Military service members on the Artemis team:

• Navy Lt. Cmdr. Kayla Barron

• Air Force Col. Raja Chari

• Navy Lt. Cmdr. Matthew Dominick

• Navy Cmdr. Victor Glover

• Navy Lt. Jonny Kim

• Marine Corps Lt. Col. Nicole Mann

• Army Lt. Col. Anne McClain

• Marine Corps Maj. Jasmin Moghbeli

• Army Lt. Col. Frank Rubio

• Navy Capt. Scott Tingle

Once selected to attend astronaut training, candidates work for two years to become fully qualified.

“The International Space Station is our primary mission right now, so we spend a lot of time learning the systems and procedures for that spacecraft,” said Army Lt. Col. Frank Rubio, also a member of the 2017 class.

For Rubio, a former Black Hawk pilot and flight surgeon with the 10th Special Forces Group, the most difficult part of astronaut training was learning to speak Russian to communicate with cosmonauts on the ISS. Candidates also take classes in medical procedures, robotics, and spacecraft repair.

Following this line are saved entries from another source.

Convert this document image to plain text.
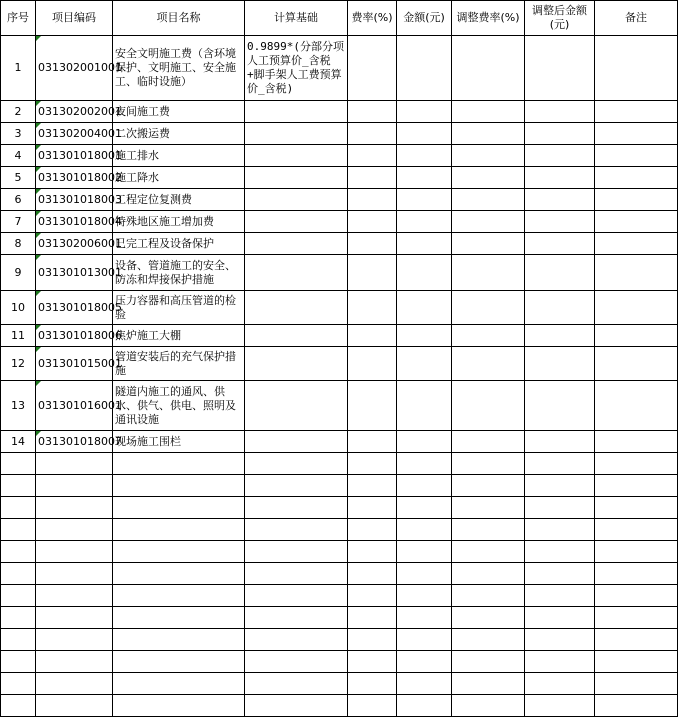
序号	项目编码	项目名称	计算基础	费率(%)	金额(元)	调整费率(%)	调整后金额(元)	备注
1	031302001001	安全文明施工费（含环境保护、文明施工、安全施工、临时设施）	0.9899*(分部分项人工预算价_含税+脚手架人工费预算价_含税)					
2	031302002001	夜间施工费						
3	031302004001	二次搬运费						
4	031301018001	施工排水						
5	031301018002	施工降水						
6	031301018003	工程定位复测费						
7	031301018004	特殊地区施工增加费						
8	031302006001	已完工程及设备保护						
9	031301013001	设备、管道施工的安全、防冻和焊接保护措施						
10	031301018005	压力容器和高压管道的检验						
11	031301018006	焦炉施工大棚						
12	031301015001	管道安装后的充气保护措施						
13	031301016001	隧道内施工的通风、供水、供气、供电、照明及通讯设施						
14	031301018007	现场施工围栏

For some candidates, military training gave them a head start. As a former test pilot, Air Force Col. Raja Chari had already learned to fly the T-38 jets used by NASA for flight training. One of the best parts of being assigned to NASA, according to Chari, is the ability to continue working in a mission-driven and team-oriented environment.

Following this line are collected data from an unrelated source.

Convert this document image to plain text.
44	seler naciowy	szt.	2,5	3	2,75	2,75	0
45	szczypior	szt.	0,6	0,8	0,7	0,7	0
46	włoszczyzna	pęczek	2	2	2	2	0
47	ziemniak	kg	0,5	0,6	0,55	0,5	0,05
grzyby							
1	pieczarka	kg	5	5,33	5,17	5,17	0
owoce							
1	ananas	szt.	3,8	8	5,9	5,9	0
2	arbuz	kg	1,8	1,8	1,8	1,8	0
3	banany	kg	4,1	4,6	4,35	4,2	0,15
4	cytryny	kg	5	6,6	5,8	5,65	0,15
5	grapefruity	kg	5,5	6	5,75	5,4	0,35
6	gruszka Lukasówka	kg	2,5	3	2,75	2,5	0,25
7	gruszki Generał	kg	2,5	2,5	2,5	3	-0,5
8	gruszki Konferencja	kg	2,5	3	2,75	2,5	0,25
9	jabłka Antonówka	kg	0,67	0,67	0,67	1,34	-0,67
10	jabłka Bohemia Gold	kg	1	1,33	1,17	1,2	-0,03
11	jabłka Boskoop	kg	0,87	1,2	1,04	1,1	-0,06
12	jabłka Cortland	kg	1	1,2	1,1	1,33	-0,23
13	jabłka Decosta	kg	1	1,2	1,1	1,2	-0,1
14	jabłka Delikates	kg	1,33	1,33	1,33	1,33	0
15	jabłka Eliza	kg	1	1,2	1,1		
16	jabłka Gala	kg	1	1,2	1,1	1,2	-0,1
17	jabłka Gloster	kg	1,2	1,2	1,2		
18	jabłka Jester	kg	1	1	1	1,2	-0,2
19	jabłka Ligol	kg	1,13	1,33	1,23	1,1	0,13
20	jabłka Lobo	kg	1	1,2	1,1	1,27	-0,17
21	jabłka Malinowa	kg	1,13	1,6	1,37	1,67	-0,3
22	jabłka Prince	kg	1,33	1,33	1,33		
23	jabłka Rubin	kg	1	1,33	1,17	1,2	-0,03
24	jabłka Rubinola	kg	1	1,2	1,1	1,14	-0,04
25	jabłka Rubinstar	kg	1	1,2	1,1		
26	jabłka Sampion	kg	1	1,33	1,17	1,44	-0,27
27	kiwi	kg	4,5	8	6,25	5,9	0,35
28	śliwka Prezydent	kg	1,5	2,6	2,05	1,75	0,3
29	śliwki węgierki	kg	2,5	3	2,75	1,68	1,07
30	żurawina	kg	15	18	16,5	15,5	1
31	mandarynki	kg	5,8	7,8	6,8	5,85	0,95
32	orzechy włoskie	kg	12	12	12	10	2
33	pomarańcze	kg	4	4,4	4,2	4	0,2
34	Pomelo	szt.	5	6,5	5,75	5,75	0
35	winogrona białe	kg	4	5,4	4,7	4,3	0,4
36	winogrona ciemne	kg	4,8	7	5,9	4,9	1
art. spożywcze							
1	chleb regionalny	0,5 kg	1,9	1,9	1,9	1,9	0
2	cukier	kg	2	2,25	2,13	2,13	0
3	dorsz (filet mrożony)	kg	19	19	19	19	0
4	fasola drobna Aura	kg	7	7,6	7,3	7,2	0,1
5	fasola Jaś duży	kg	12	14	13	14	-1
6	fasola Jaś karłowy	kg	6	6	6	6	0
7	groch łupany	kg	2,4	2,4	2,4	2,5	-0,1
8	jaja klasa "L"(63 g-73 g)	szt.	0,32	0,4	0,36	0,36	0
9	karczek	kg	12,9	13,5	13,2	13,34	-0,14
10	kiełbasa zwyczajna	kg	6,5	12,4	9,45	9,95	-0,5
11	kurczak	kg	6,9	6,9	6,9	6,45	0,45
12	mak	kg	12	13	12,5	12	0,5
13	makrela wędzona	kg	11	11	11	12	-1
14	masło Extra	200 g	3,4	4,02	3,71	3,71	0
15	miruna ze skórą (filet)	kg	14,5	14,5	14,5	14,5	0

“There’s a lot of people at NASA, very similar to the Air Force, who could make a lot more money doing something else, and they’re here because they believe in the mission,” said Chari.

In the next three to four years, the astronauts will train, test, and design the equipment needed to land and live on the moon for extended periods of time.

Each of the astronauts selected for the Artemis program is at the top of their field and fully committed to the mission of furthering research beyond the planet. Navy Lt. Jonny Kim is perhaps one of the best examples of commitment and excellence in his field.

A former Navy SEAL with more than 100 combat operations and a doctorate of medicine from Harvard Medical School, Kim said that, upon enlisting in the Navy, he didn’t have any plans or goals beyond becoming a naval special warfare operator.

“[Being a SEAL] was certainly a memorable experience because it redefined new limits, gave me new benchmarks on how to judge the rest of my life,” he told Military Times.

During his first deployment to Ramadi in 2006 as a corpsman, Kim recalled having to practice medicine to save the lives of civilians, enemy personnel, and his fellow SEALs. But not being able to do more than stabilize a patient until they could reach a surgeon made him feel helpless.

“So, I saw medicine as a way that I could pivot the same hunger I have for service to a new direction and to be able to help people,” said Kim. It wasn’t until he reached medical school that he began to consider the idea of becoming an astronaut, which he saw as a continuation of his fascination for pushing beyond human limits.

The lieutenant and astronaut expressed gratitude to the military for the opportunities it’s given him and excitement for the opportunity he has to encourage a new generation.

“I would like to thank the military mentors I’ve had along my path and say that if you’re in a position to give to the next generation, to the next set of leaders, through mentorship that I implore you to spend the time to develop those relationships,” said Kim. “Those are the ones that make an organization strong.”